I hadn’t realised he was close enough to touch me, but he did. He reached a hand to lightly take my chin and turn my face back round so that our eyes met, and he said again, more quietly, ‘I promise.’
I couldn’t speak.
Which probably was just as well, because at that same moment I heard Fergal coming back with Jack, and making noise enough to let us know it.
Daniel smiled, and let his hand drop. ‘Damn the man,’ he said, without an ounce of violence. ‘Even now he is developing the instincts of a brother.’
He was right.
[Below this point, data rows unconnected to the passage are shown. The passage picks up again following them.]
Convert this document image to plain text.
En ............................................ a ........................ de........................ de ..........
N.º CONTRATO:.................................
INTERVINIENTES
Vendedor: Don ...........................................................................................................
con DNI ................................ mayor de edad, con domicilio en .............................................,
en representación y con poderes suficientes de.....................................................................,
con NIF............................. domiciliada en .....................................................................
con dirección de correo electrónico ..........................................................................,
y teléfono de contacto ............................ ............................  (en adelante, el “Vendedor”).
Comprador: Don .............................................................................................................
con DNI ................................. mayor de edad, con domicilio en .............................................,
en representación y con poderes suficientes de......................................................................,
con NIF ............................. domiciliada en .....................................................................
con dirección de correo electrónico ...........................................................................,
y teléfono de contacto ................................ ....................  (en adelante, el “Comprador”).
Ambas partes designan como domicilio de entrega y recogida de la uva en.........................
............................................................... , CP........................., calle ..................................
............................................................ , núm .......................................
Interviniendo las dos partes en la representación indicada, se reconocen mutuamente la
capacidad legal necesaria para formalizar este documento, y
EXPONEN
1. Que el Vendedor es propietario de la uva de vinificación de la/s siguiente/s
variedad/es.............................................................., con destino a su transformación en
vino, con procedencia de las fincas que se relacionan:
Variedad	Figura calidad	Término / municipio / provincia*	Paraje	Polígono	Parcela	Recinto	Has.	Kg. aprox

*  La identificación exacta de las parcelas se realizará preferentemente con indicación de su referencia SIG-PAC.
For it was Fergal, in the end, who saw me safely up the stairs that night and checked in all the corners of my room before he left me, and stood waiting in the corridor until I’d put the key into the padlock he had given me, and turned it to secure the latch.
And next morning it was Fergal and not Daniel who instructed me on how to do my hair.
He brought a looking glass and pins into my bedroom, sat me down beside the window, and with hands that were surprisingly adept and gentle, showed me how to wind the strands in curls and pin them into place.